Le nom a changé. Hier, c’était le SOPK. Maintenant, c’est PMOS. Du syndrome des ovaires polykystiques au syndrome métabolique polyendocrinien.
Keke Palmer était ravie.
Elle l’a dit elle-même lundi lors du 3e panel du Women’s Health Lab. Assise à côté de Gayle King, elle a affirmé que le nouveau label lui paraissait parfait. Plus ajusté. Pourquoi ? Parce que l’ancien nom mentait par omission. Il s’est concentré sur les kystes ovariens. Beaucoup de femmes n’ont pas de kystes. Keke ne le fait pas.
Et pourtant, ils sont là. En attente de réponses. Des années perdues à se demander pourquoi leur corps se rebelle lorsque les traitements standards échouent.
Le nom mis à jour décrit en fait tout le désordre – le système endocrinien et le chaos métabolique – au lieu de pointer du doigt un minuscule organe qui pourrait même ne pas être brisé.
Pour Keke, au début, il ne s’agissait pas d’une question de règles manquées.
C’était son visage.
«Paralysant.» Elle a utilisé ce mot. Son acné n’était pas cosmétique. C’était un tourment physique. Torture mentale. Vous ne pouvez pas quantifier les dommages émotionnels causés par le fait de se regarder dans le miroir et de voir un champ de bataille. Elle a tout essayé. J’ai bu de l’eau jusqu’à ce qu’elle plaisante en disant qu’elle était essentiellement un poisson. Je bois beaucoup. Ça n’a pas marché.
Rien ne l’a coupé.
Finalement, elle a arrêté de deviner et a commencé à enquêter. Elle se disait que quelque chose n’allait pas au plus profond de lui. La résistance à l’insuline est apparue dans ses résultats de recherche Google. Il en a été de même pour les problèmes de thyroïde et le diabète, des pièges héréditaires qu’elle portait déjà dans ses gènes.

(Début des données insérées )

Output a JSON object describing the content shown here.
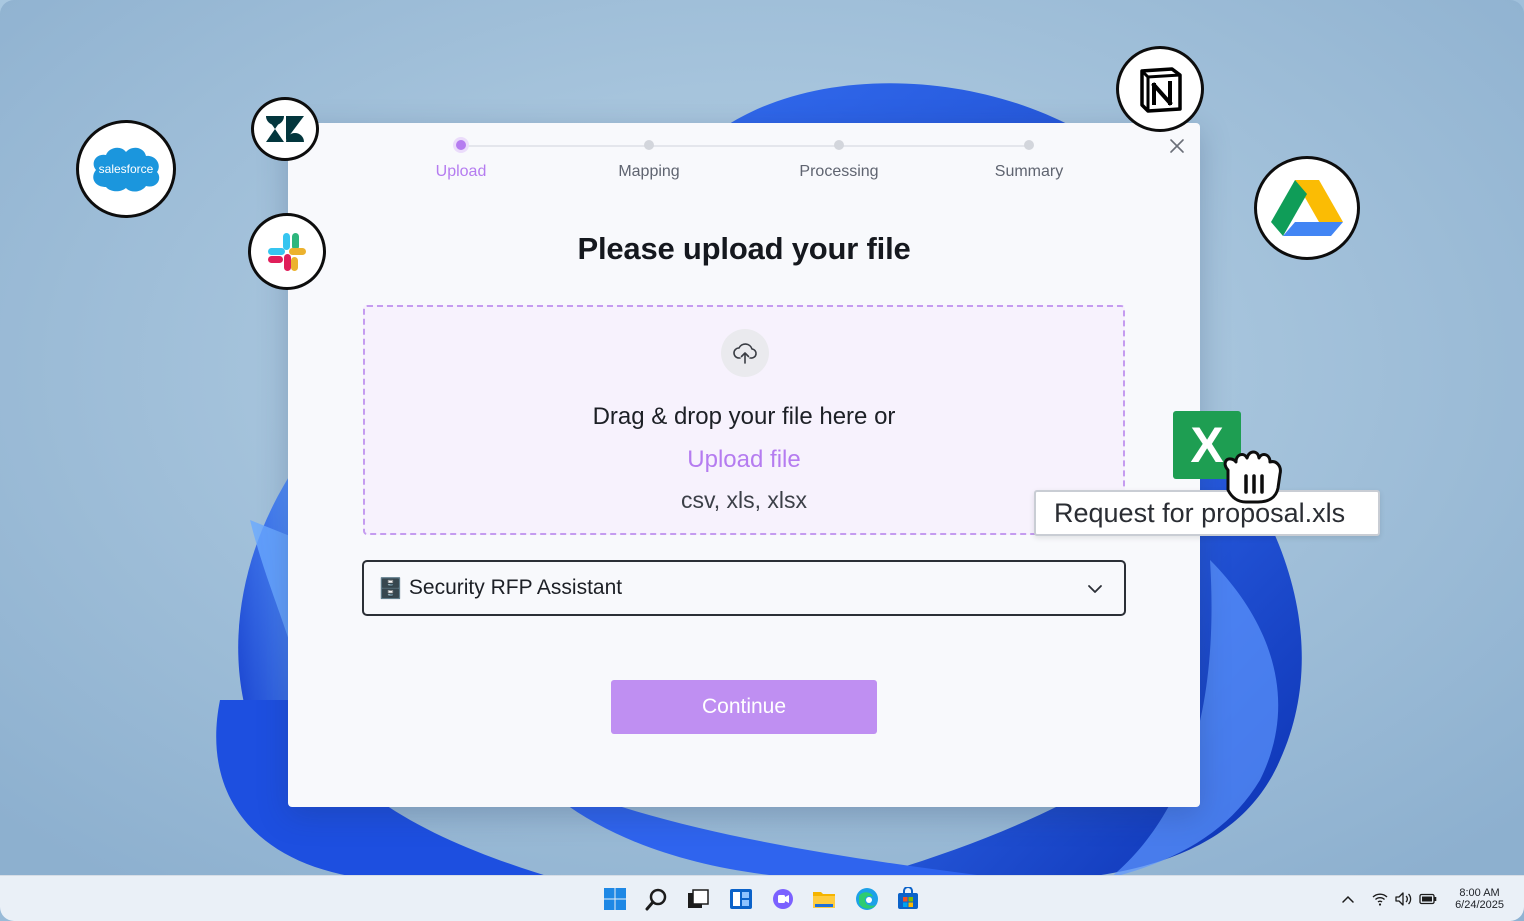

Elle est entrée dans les cabinets médicaux, prête à parler d’hormones. Ils l’ont accompagnée en haussant les épaules. Pas de kystes. Pas de problème.
Les médecins l’ont renvoyée. Encore et encore.
«Je disais aux médecins que vous avez tous tort», se souvient Keke. Cette friction, cet angle mort est exactement la raison pour laquelle le domaine médical a changé. Les femmes présentaient tous les symptômes du syndrome, sauf les kystes. Et j’ai toujours été étiqueté normal.*
Finalement, un endocrinologue est intervenu.
Les analyses de sang ont révélé un taux de testostérone et d’androgènes très élevé. Désordonné. Cela expliquait la croissance de la barbe. Un autre trait classique du PMOS. Le diagnostic est tombé. Soulagement mêlé d’épuisement. Elle le savait depuis des années. Le système vient de le confirmer.
Le traitement n’est pas un remède. C’est de la gestion. Tout au long de la vie.
Le bilan mental est plus lourd que le bilan physique. Tandis que les influenceurs montraient une « peau de verre », Keke regardait les fissures de la sienne. Ça fait mal. Tu manges bien. Vous faites de l’exercice. Vous faites la chose. Pourquoi ton corps te trahit ?
Les symptômes varient. Prise de poids. Les obstacles à la fertilité. Cycles irréguliers. Keke a soigné sa peau avec des médicaments. Elle a parlé de l’isotrétinoïne. Deux fois. Elle a modifié son régime alimentaire. Mais elle a également changé la façon dont elle évoluait au cours de son cycle. Je suis devenu intime avec l’ambiance de la lune. J’ai mesuré le temps.
Elle n’est pas anti-holistique.
Elle est pro-solutions.
La médecine occidentale doit parfois intervenir pour vous soutenir pendant que vous construisez vos fondations. Des effets secondaires surviennent. C’est de la science. Mais avoir un nom pour ce dysfonctionnement signifiait qu’elle arrêtait de se reprocher d’avoir besoin de plus d’aide.